L’arrêt Newfoundland Nurses ne donne pas à la Cour toute la latitude voulue pour fournir des motifs qui n’ont pas été donnés, ni ne l’autorise à deviner quelles conclusions auraient pu être tirées ou à émettre des hypothèses sur ce que le tribunal a pu penser. C’est particulièrement le cas quand les motifs passent sous silence une question essentielle. Il est ironique que l’arrêt Newfoundland Nurses, une affaire qui concerne essentiellement la déférence et la norme de contrôle, soit invoqué comme le précédent qui commanderait au tribunal ayant le pouvoir de surveillance de faire le travail omis par le décideur, de fournir les motifs qui auraient pu être donnés et de formuler les conclusions de fait qui n’ont pas été tirées. C’est appliquer la jurisprudence à l’envers. L’arrêt Newfoundland Nurses permet aux cours de contrôle de relier les points sur la page quand les lignes, et la direction qu’elles prennent, peuvent être facilement discernées. Ici, il n’y a même pas de points sur la page.

[19]  Bien que l’arrêt Wilson c. Énergie Atomique du Canada Ltée, 2016 CSC 29, [2016] 1 R.C.S. 770 (Wilson), n’ait pas été invoqué devant nous, il ne justifie pas en soi les deux résultats. Dans cette affaire, deux décideurs indépendants et distincts ont appliqué deux courants arbitraux différents mais reconnus pour arriver à des résultats différents. En l’espèce, en revanche, il n’y a qu’un seul décideur, qui applique un seul critère, en la même matière et aux mêmes faits produits en partie sur la même période. Les motifs nécessitent une explication, et l’absence de celle-ci rend la décision déraisonnable.

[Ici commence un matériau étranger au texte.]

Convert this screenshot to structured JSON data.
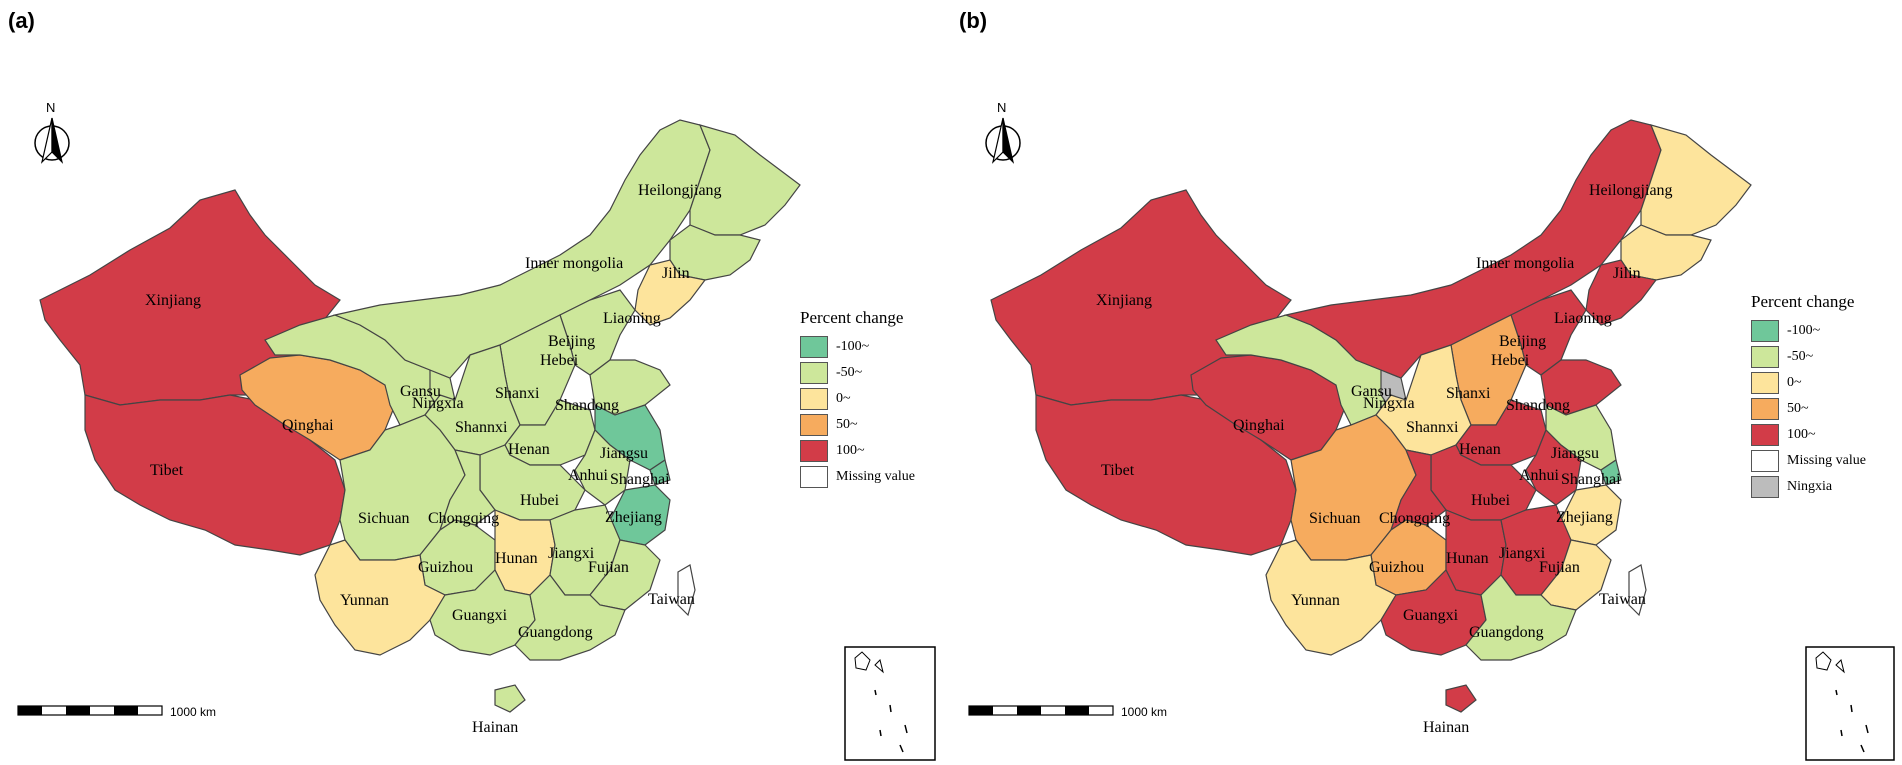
{
  "legend_title": "Percent change",
  "north_label": "N",
  "scale_label": "1000 km",
  "legend_colors": {
    "neg100": "#6fc79a",
    "neg50": "#cde79b",
    "zero": "#fde49c",
    "p50": "#f6ab5e",
    "p100": "#d23c48",
    "missing": "#ffffff",
    "ningxia": "#bcbcbc"
  },
  "panels": [
    {
      "label": "(a)",
      "legend_items": [
        "-100~",
        "-50~",
        "0~",
        "50~",
        "100~",
        "Missing value"
      ],
      "province_labels": {
        "Xinjiang": "Xinjiang",
        "Tibet": "Tibet",
        "Qinghai": "Qinghai",
        "Gansu": "Gansu",
        "Ningxia": "Ningxia",
        "Inner mongolia": "Inner mongolia",
        "Heilongjiang": "Heilongjiang",
        "Jilin": "Jilin",
        "Liaoning": "Liaoning",
        "Beijing": "Beijing",
        "Hebei": "Hebei",
        "Shanxi": "Shanxi",
        "Shandong": "Shandong",
        "Shannxi": "Shannxi",
        "Henan": "Henan",
        "Jiangsu": "Jiangsu",
        "Anhui": "Anhui",
        "Shanghai": "Shanghai",
        "Hubei": "Hubei",
        "Sichuan": "Sichuan",
        "Chongqing": "Chongqing",
        "Zhejiang": "Zhejiang",
        "Guizhou": "Guizhou",
        "Hunan": "Hunan",
        "Jiangxi": "Jiangxi",
        "Fujian": "Fujian",
        "Yunnan": "Yunnan",
        "Guangxi": "Guangxi",
        "Guangdong": "Guangdong",
        "Taiwan": "Taiwan",
        "Hainan": "Hainan"
      },
      "province_classes": {
        "Xinjiang": "100~",
        "Tibet": "100~",
        "Qinghai": "50~",
        "Gansu": "-50~",
        "Ningxia": "-50~",
        "Inner mongolia": "-50~",
        "Heilongjiang": "-50~",
        "Jilin": "-50~",
        "Liaoning": "0~",
        "Beijing": "-50~",
        "Hebei": "-50~",
        "Shanxi": "-50~",
        "Shandong": "-50~",
        "Shannxi": "-50~",
        "Henan": "-50~",
        "Jiangsu": "-100~",
        "Anhui": "-50~",
        "Shanghai": "-100~",
        "Hubei": "-50~",
        "Sichuan": "-50~",
        "Chongqing": "-50~",
        "Zhejiang": "-100~",
        "Guizhou": "-50~",
        "Hunan": "0~",
        "Jiangxi": "-50~",
        "Fujian": "-50~",
        "Yunnan": "0~",
        "Guangxi": "-50~",
        "Guangdong": "-50~",
        "Hainan": "-50~",
        "Taiwan": "Missing value"
      }
    },
    {
      "label": "(b)",
      "legend_items": [
        "-100~",
        "-50~",
        "0~",
        "50~",
        "100~",
        "Missing value",
        "Ningxia"
      ],
      "province_labels": {
        "Xinjiang": "Xinjiang",
        "Tibet": "Tibet",
        "Qinghai": "Qinghai",
        "Gansu": "Gansu",
        "Ningxia": "Ningxia",
        "Inner mongolia": "Inner mongolia",
        "Heilongjiang": "Heilongjiang",
        "Jilin": "Jilin",
        "Liaoning": "Liaoning",
        "Beijing": "Beijing",
        "Hebei": "Hebei",
        "Shanxi": "Shanxi",
        "Shandong": "Shandong",
        "Shannxi": "Shannxi",
        "Henan": "Henan",
        "Jiangsu": "Jiangsu",
        "Anhui": "Anhui",
        "Shanghai": "Shanghai",
        "Hubei": "Hubei",
        "Sichuan": "Sichuan",
        "Chongqing": "Chongqing",
        "Zhejiang": "Zhejiang",
        "Guizhou": "Guizhou",
        "Hunan": "Hunan",
        "Jiangxi": "Jiangxi",
        "Fujian": "Fujian",
        "Yunnan": "Yunnan",
        "Guangxi": "Guangxi",
        "Guangdong": "Guangdong",
        "Taiwan": "Taiwan",
        "Hainan": "Hainan"
      },
      "province_classes": {
        "Xinjiang": "100~",
        "Tibet": "100~",
        "Qinghai": "100~",
        "Gansu": "-50~",
        "Ningxia": "Ningxia",
        "Inner mongolia": "100~",
        "Heilongjiang": "0~",
        "Jilin": "0~",
        "Liaoning": "100~",
        "Beijing": "-100~",
        "Hebei": "100~",
        "Shanxi": "50~",
        "Shandong": "100~",
        "Shannxi": "0~",
        "Henan": "100~",
        "Jiangsu": "-50~",
        "Anhui": "100~",
        "Shanghai": "-100~",
        "Hubei": "100~",
        "Sichuan": "50~",
        "Chongqing": "100~",
        "Zhejiang": "0~",
        "Guizhou": "50~",
        "Hunan": "100~",
        "Jiangxi": "100~",
        "Fujian": "0~",
        "Yunnan": "0~",
        "Guangxi": "100~",
        "Guangdong": "-50~",
        "Hainan": "100~",
        "Taiwan": "Missing value"
      }
    }
  ]
}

[20]  J’accueillerais donc l’appel, j’annulerais la décision de la Commission et je renverrais l’affaire à la Commission pour nouvel examen à la lumière des présents motifs.

« Donald J. Rennie »

j.c.a.

 


LE JUGE WEBB

[21]  J’ai pris connaissance des motifs de mon collègue, le juge Rennie. Je souscris à son énoncé de la norme de contrôle et à sa conclusion selon laquelle les appelants ne se sont pas acquittés de leur obligation de fournir une preuve crédible pour convaincre la Commission que leurs plaintes étaient fondées. Toutefois, je ne suis pas d’accord pour dire que l’absence de motifs étayant le rejet des demandes, alors que les plaintes du groupe Bailie allaient être instruites par le Tribunal, rend la décision de la Commission déraisonnable en l’espèce.

[22]  Certes, il faut évaluer la décision de la Commission en tenant compte de la date à laquelle elle a été rendue pour décider si elle était raisonnable. À cet égard, il importe d’examiner les circonstances qui l’entouraient à l’époque.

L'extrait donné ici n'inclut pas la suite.